Sie muss sich auf Fragen einstellen, mit denen die Richter bereits andere ehemalige Mitglieder des Kontrollgremiums konfrontiert haben. Beeinflusste oder behinderte der Wirecard-Vorstand die Arbeit von Aufsichtsrat und Wirtschaftsprüfern?

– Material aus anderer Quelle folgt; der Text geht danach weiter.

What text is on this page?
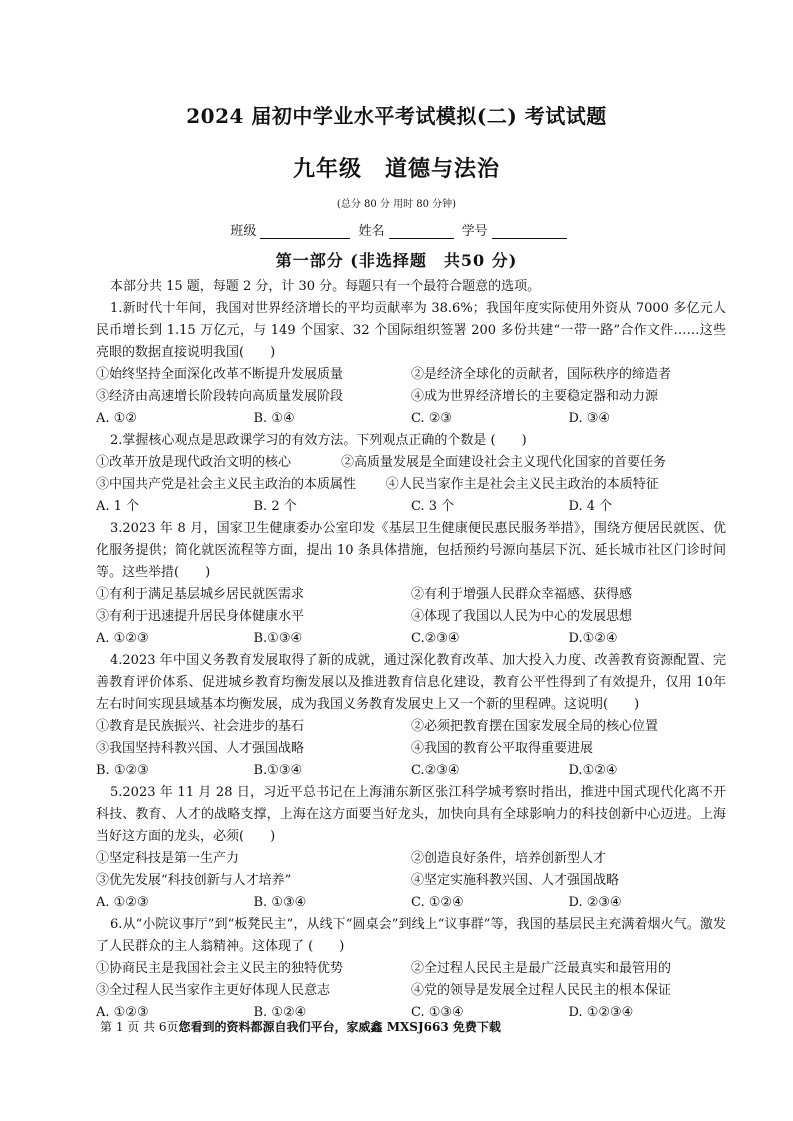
2024 届初中学业水平考试模拟(二) 考试试题
九年级　道德与法治
(总分 80 分 用时 80 分钟)
班级	姓名	学号
第一部分 (非选择题　共50 分)

本部分共 15 题，每题 2 分，计 30 分。每题只有一个最符合题意的选项。

1.新时代十年间，我国对世界经济增长的平均贡献率为 38.6%；我国年度实际使用外资从 7000 多亿元人民币增长到 1.15 万亿元，与 149 个国家、32 个国际组织签署 200 多份共建“一带一路”合作文件……这些亮眼的数据直接说明我国(　　)

①始终坚持全面深化改革不断提升发展质量	②是经济全球化的贡献者，国际秩序的缔造者
③经济由高速增长阶段转向高质量发展阶段	④成为世界经济增长的主要稳定器和动力源
A. ①②	B. ①④	C. ②③	D. ③④

2.掌握核心观点是思政课学习的有效方法。下列观点正确的个数是 (　　)

①改革开放是现代政治文明的核心	②高质量发展是全面建设社会主义现代化国家的首要任务

③中国共产党是社会主义民主政治的本质属性	④人民当家作主是社会主义民主政治的本质特征
A. 1 个	B. 2 个	C. 3 个	D. 4 个

3.2023 年 8 月，国家卫生健康委办公室印发《基层卫生健康便民惠民服务举措》，围绕方便居民就医、优化服务提供；简化就医流程等方面，提出 10 条具体措施，包括预约号源向基层下沉、延长城市社区门诊时间等。这些举措(　　)

①有利于满足基层城乡居民就医需求	②有利于增强人民群众幸福感、获得感
③有利于迅速提升居民身体健康水平	④体现了我国以人民为中心的发展思想
A. ①②③	B.①③④	C.②③④	D.①②④

4.2023 年中国义务教育发展取得了新的成就，通过深化教育改革、加大投入力度、改善教育资源配置、完善教育评价体系、促进城乡教育均衡发展以及推进教育信息化建设，教育公平性得到了有效提升，仅用 10年左右时间实现县域基本均衡发展，成为我国义务教育发展史上又一个新的里程碑。这说明(　　)

①教育是民族振兴、社会进步的基石	②必须把教育摆在国家发展全局的核心位置
③我国坚持科教兴国、人才强国战略	④我国的教育公平取得重要进展
B. ①②③	B.①③④	C.②③④	D.①②④

5.2023 年 11 月 28 日，习近平总书记在上海浦东新区张江科学城考察时指出，推进中国式现代化离不开科技、教育、人才的战略支撑，上海在这方面要当好龙头，加快向具有全球影响力的科技创新中心迈进。上海当好这方面的龙头，必须(　　)

①坚定科技是第一生产力	②创造良好条件，培养创新型人才
③优先发展“科技创新与人才培养”	④坚定实施科教兴国、人才强国战略
A. ①②③	B. ①③④	C. ①②④	D. ②③④

6.从“小院议事厅”到“板凳民主”，从线下“圆桌会”到线上“议事群”等，我国的基层民主充满着烟火气。激发了人民群众的主人翁精神。这体现了 (　　)

①协商民主是我国社会主义民主的独特优势	②全过程人民民主是最广泛最真实和最管用的
③全过程人民当家作主更好体现人民意志	④党的领导是发展全过程人民民主的根本保证
A. ①②③	B. ①②④	C. ①③④	D. ①②③④
第 1 页 共 6页您看到的资料都源自我们平台，家威鑫 MXSJ663 免费下载
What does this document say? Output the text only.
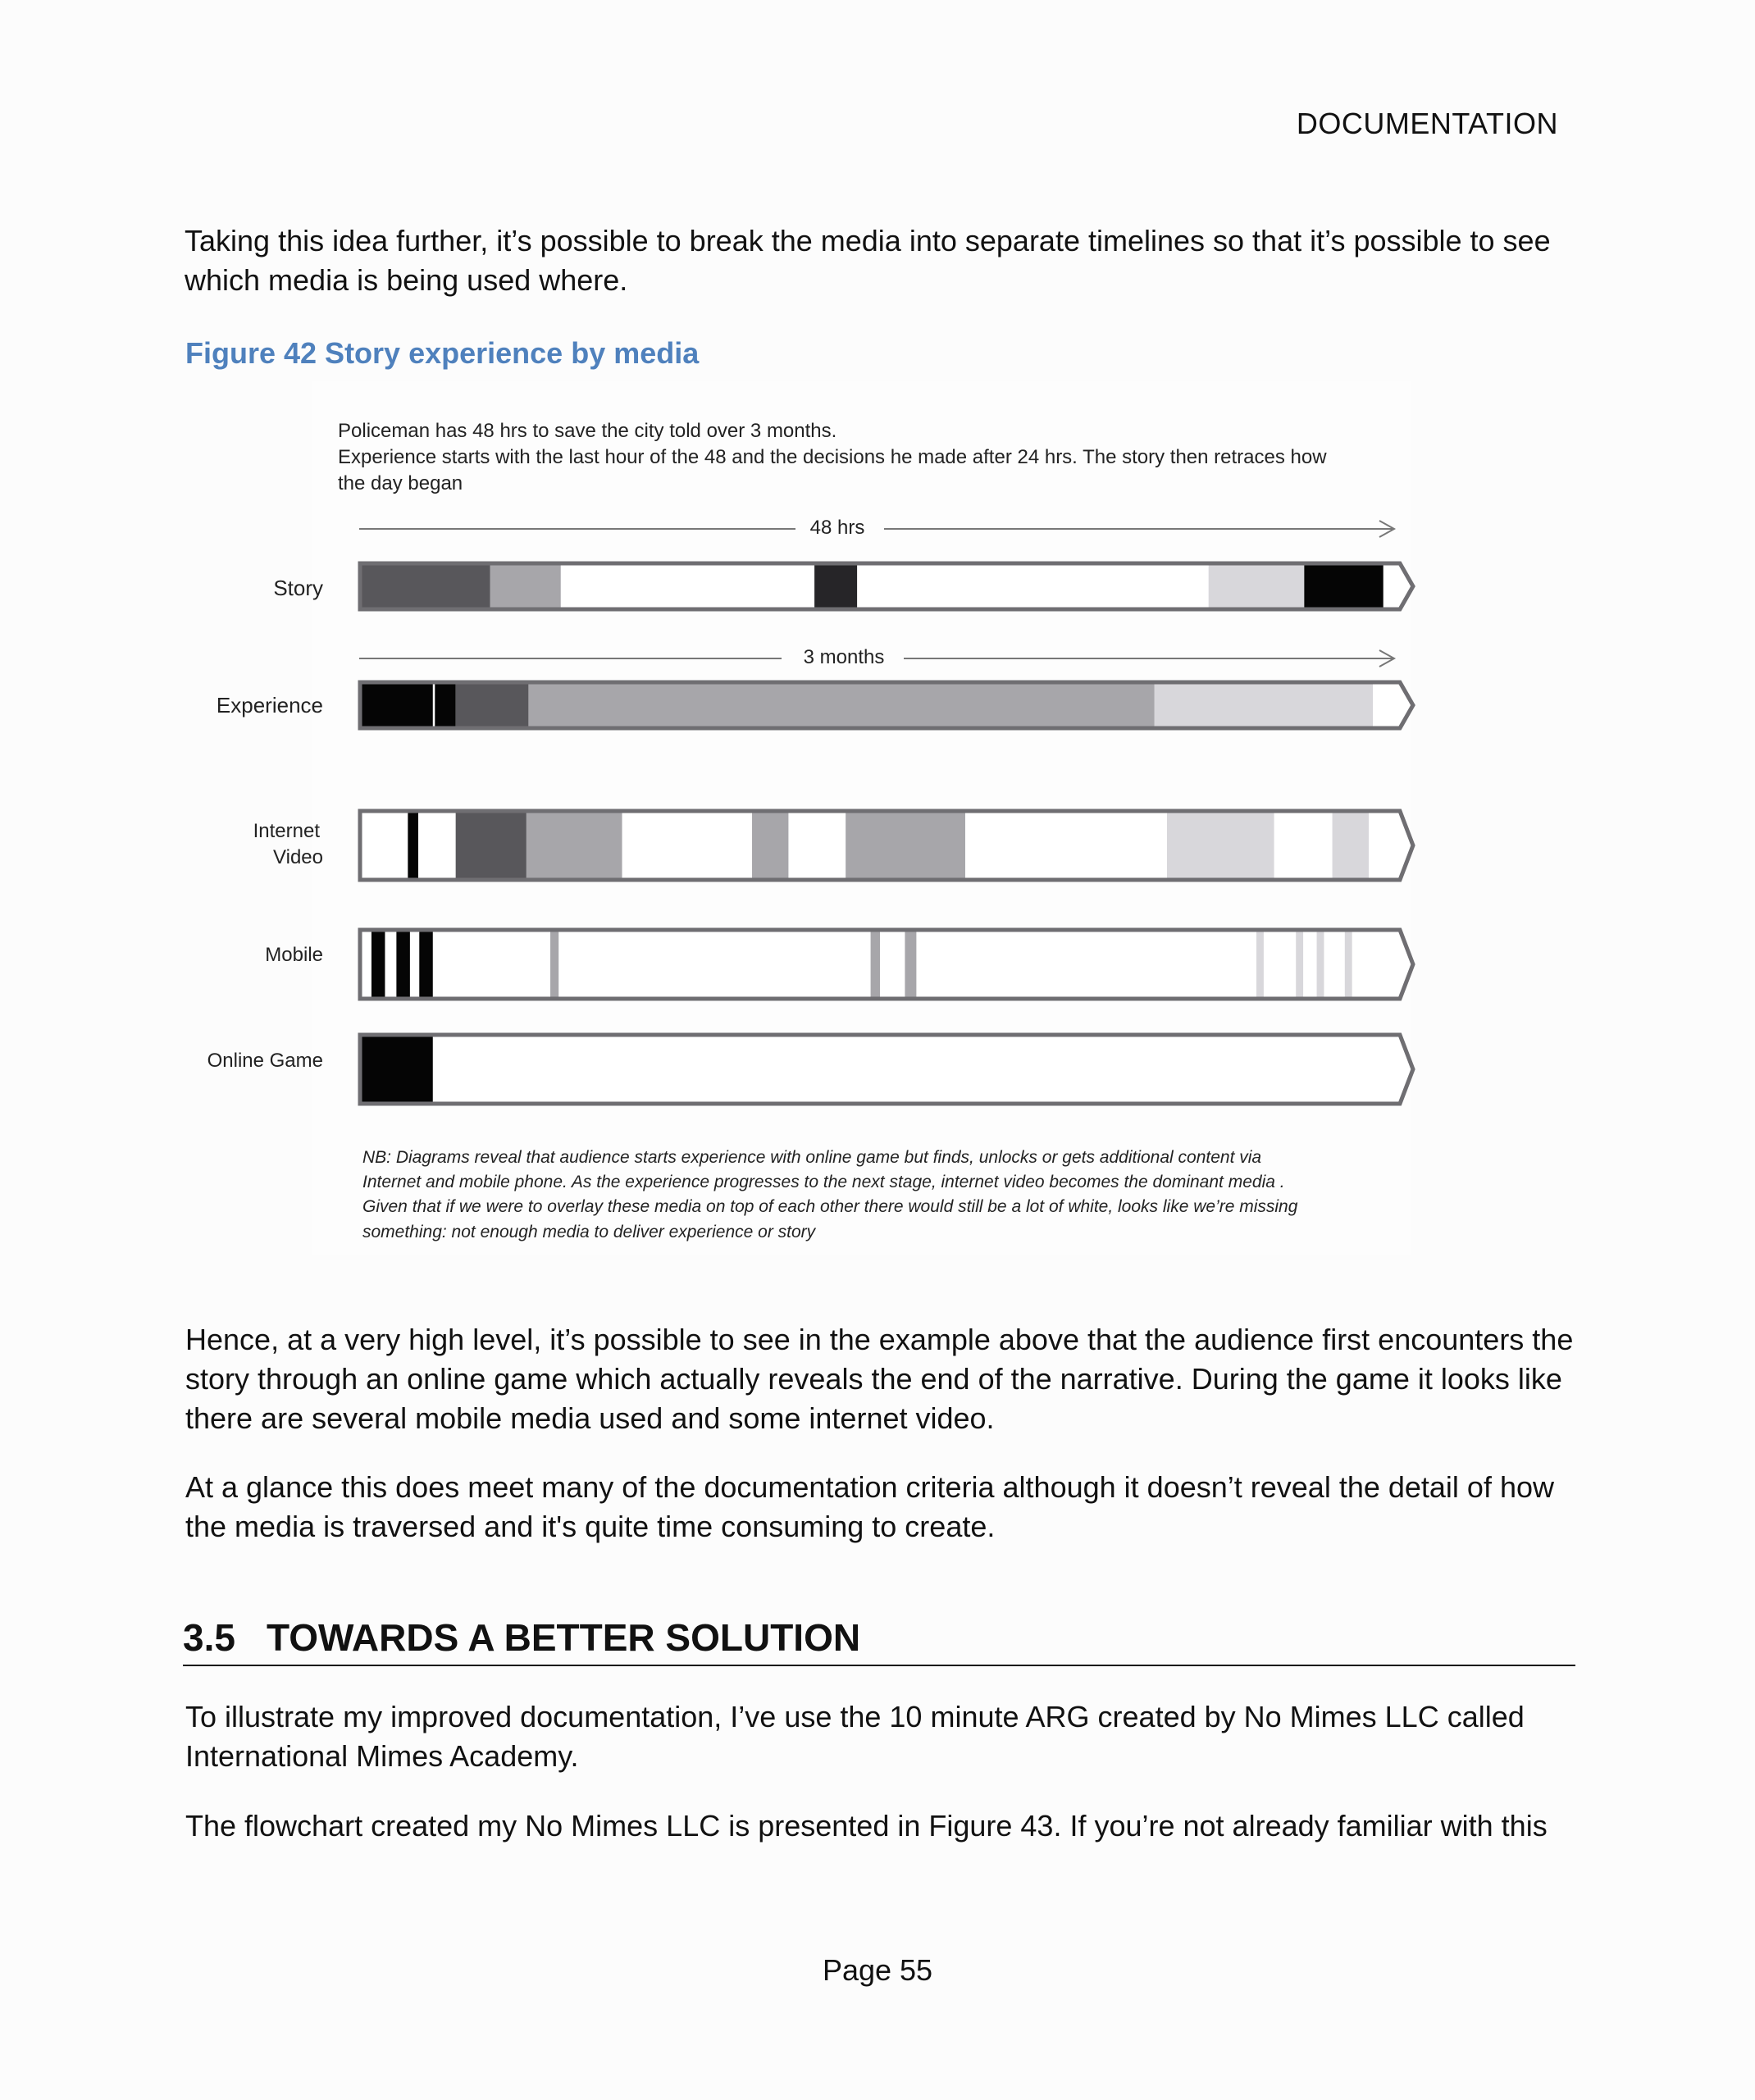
DOCUMENTATION

Taking this idea further, it’s possible to break the media into separate timelines so that it’s possible to see which media is being used where.

Figure 42 Story experience by media
Policeman has 48 hrs to save the city told over 3 months.
Experience starts with the last hour of the 48 and the decisions he made after 24 hrs. The story then retraces how
the day began
48 hrs
3 months
Story
Experience
Internet
Video
Mobile
Online Game
NB: Diagrams reveal that audience starts experience with online game but finds, unlocks or gets additional content via
Internet and mobile phone. As the experience progresses to the next stage, internet video becomes the dominant media .
Given that if we were to overlay these media on top of each other there would still be a lot of white, looks like we’re missing
something: not enough media to deliver experience or story

Hence, at a very high level, it’s possible to see in the example above that the audience first encounters the story through an online game which actually reveals the end of the narrative. During the game it looks like there are several mobile media used and some internet video.

At a glance this does meet many of the documentation criteria although it doesn’t reveal the detail of how the media is traversed and it's quite time consuming to create.

3.5 TOWARDS A BETTER SOLUTION

To illustrate my improved documentation, I’ve use the 10 minute ARG created by No Mimes LLC called International Mimes Academy.

The flowchart created my No Mimes LLC is presented in Figure 43. If you’re not already familiar with this

Page 55
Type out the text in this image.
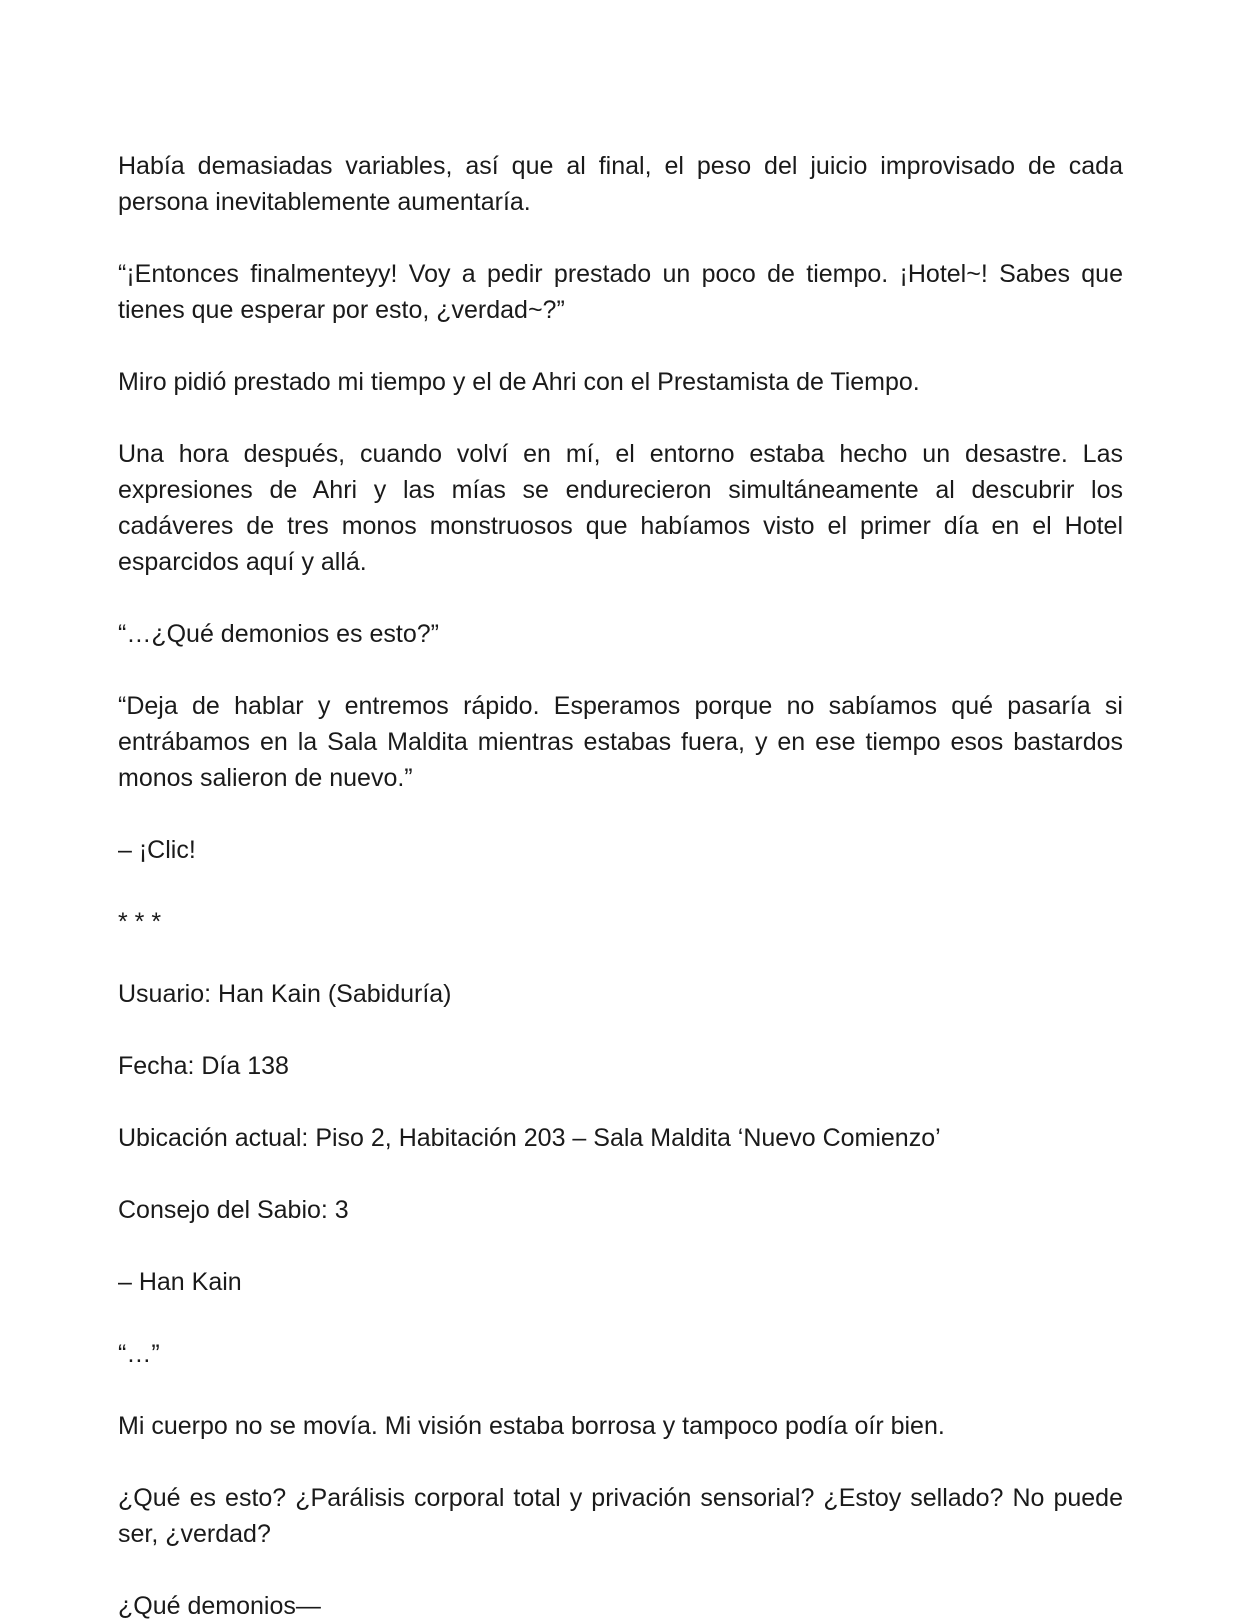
Había demasiadas variables, así que al final, el peso del juicio improvisado de cada persona inevitablemente aumentaría.

“¡Entonces finalmenteyy! Voy a pedir prestado un poco de tiempo. ¡Hotel~! Sabes que tienes que esperar por esto, ¿verdad~?”

Miro pidió prestado mi tiempo y el de Ahri con el Prestamista de Tiempo.

Una hora después, cuando volví en mí, el entorno estaba hecho un desastre. Las expresiones de Ahri y las mías se endurecieron simultáneamente al descubrir los cadáveres de tres monos monstruosos que habíamos visto el primer día en el Hotel esparcidos aquí y allá.

“…¿Qué demonios es esto?”

“Deja de hablar y entremos rápido. Esperamos porque no sabíamos qué pasaría si entrábamos en la Sala Maldita mientras estabas fuera, y en ese tiempo esos bastardos monos salieron de nuevo.”

– ¡Clic!

* * *

Usuario: Han Kain (Sabiduría)

Fecha: Día 138

Ubicación actual: Piso 2, Habitación 203 – Sala Maldita ‘Nuevo Comienzo’

Consejo del Sabio: 3

– Han Kain

“…”

Mi cuerpo no se movía. Mi visión estaba borrosa y tampoco podía oír bien.

¿Qué es esto? ¿Parálisis corporal total y privación sensorial? ¿Estoy sellado? No puede ser, ¿verdad?

¿Qué demonios—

Streit nach sich ziehen könnte am 100. Prozesstag aber die Entscheidung des Gerichts, den Haftbefehl gegen den Kronzeugen Oliver Bellenhaus nach über dreieinhalb Jahren außer Vollzug zu setzen. Damit verbleibt der frühere Vorstandschef, der Österreicher Markus Braun, nunmehr als einziger der drei Angeklagten in Untersuchungshaft.
"Schmutziger Deal"
Brauns Verteidiger Alfred Dierlamm warf der Münchner Justiz nach Bellenhaus' Freilassung prompt einen "schmutzigen Deal hinter verschlossenen Türen" vor.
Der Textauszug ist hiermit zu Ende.